I felt myself get a little whacky this morning. It’s not entirely surprising. It happens when exercise declines and sugar rockets.

What did seem new though was the fact I recognized I was standing at the precipice, and I actually wanted to step back. It seemed enough to teeter for just a bit feeling no compunction to throw my arms up and lean into the crumbling edge.

Choice. I tell my son all the time that he has the choice of how he is going to view life, choosing to look for the bad or good in any situation. It’s hard to watch him navigate these teen years, and at times I secretly would love to control his thoughts and behavior. However, when I step back myself and choose to commune with the positive, I also realize how little I truly can control.

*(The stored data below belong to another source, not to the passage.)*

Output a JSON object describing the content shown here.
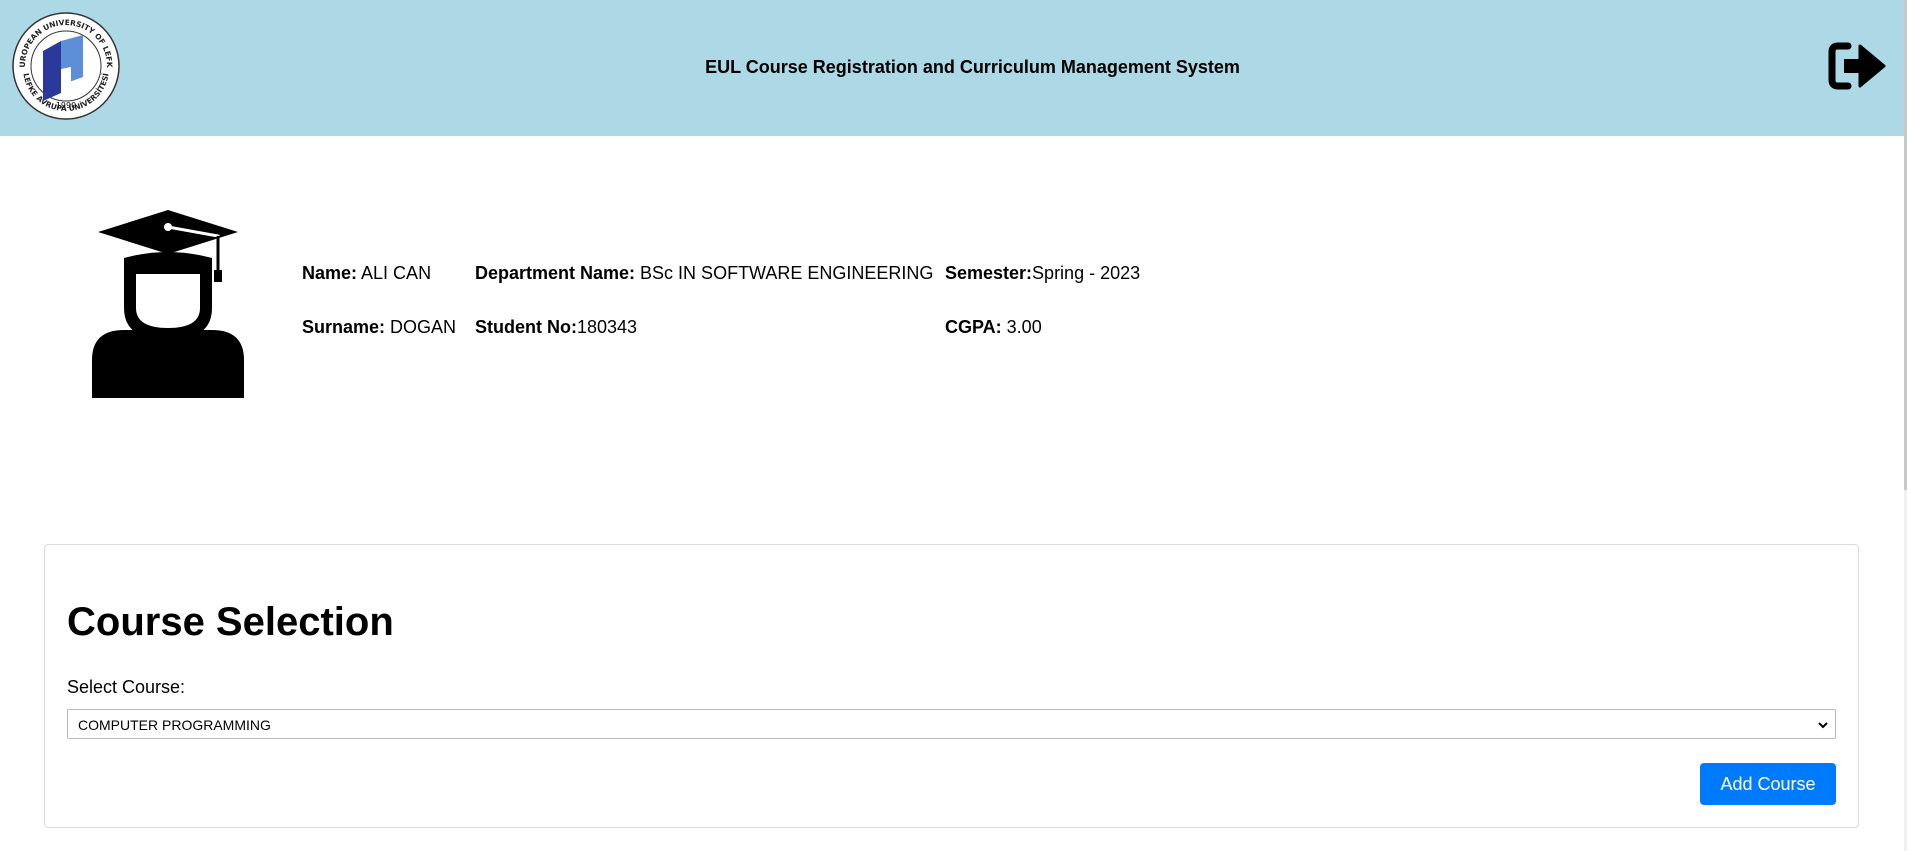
{
  "header": {
    "app_title": "EUL Course Registration and Curriculum Management System",
    "logo": {
      "ring_text": "EUROPEAN UNIVERSITY OF LEFKE · LEFKE AVRUPA ÜNİVERSİTESİ ·",
      "year": "1990"
    },
    "logout_icon": "sign-out-icon",
    "background_color": "#add8e6"
  },
  "student": {
    "avatar_icon": "graduate-student-icon",
    "name_label": "Name:",
    "name_value": " ALI CAN",
    "surname_label": "Surname:",
    "surname_value": " DOGAN",
    "department_label": "Department Name:",
    "department_value": " BSc IN SOFTWARE ENGINEERING",
    "student_no_label": "Student No:",
    "student_no_value": "180343",
    "semester_label": "Semester:",
    "semester_value": "Spring - 2023",
    "cgpa_label": "CGPA:",
    "cgpa_value": " 3.00"
  },
  "course_selection": {
    "title": "Course Selection",
    "select_label": "Select Course:",
    "selected_course": "COMPUTER PROGRAMMING",
    "add_button_label": "Add Course",
    "accent_color": "#007bff"
  }
}
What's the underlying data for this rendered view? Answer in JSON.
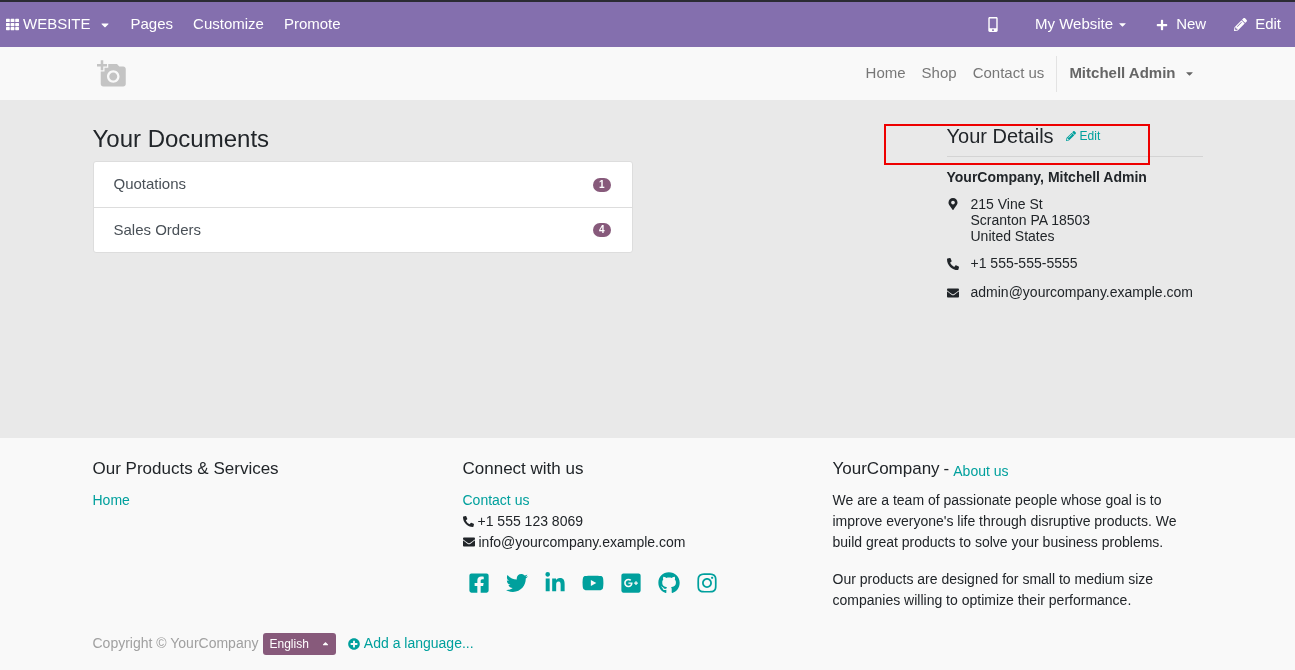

Much of my life I tried to control and compartmentalize what I saw as the pieces of my life – weight, body image, family, work, friends, the overall search for perfection. However, I may be on the verge of accepting the interconnectedness of it all. The way I treat my body does affect the way I see myself, which in turn blankets the way I interact with all the people in my life. Seems stupid simple, but it still hasn’t stopped me from pushing against the idea.

I have no control over much of what surrounds me, damn. I can, however, regulate my behavior and reactions and outlook on life. When I’m in this space, it seems absurd I would try to focus energy in any other way.

I saw this when I lost 100 pounds. I learned that the weight was not about the food (unless it’s a pan of brownies sitting on my counter at 2 a.m.). I ate for a lot of reasons other than hunger using the weight to insulate myself from life. It was a sad existence, and I never want to return to that place.

As I teetered this morning, there was a moment that I wanted to wallow in the fact that some of those pounds found their way back, far too many to ignore. It’s time to select a different path because the one I’ve been traveling has been taking me in a big fucking circle. I know the science, an easy equation of in vs. out, and now I feel good that I’m choosing to connect with me.

3 Responses

  1. Interesting… both the analogy with a teen (been there, wanted to control THAT), and the whole notion that I am a control freak so how ironic that my eating has been the one thing I can’t control!

  2. Good for you for recognizing you were in a danger zone…and stepping away from the edge! Too often we realize our dilemma when we’re at the bottom of the canyon. :)

  3. Karen, if you figure out the control freak thing, let me know. I’m really pretty over it!

    Cammy, it felt good to get the hell out of the danger zone before taking the plunge.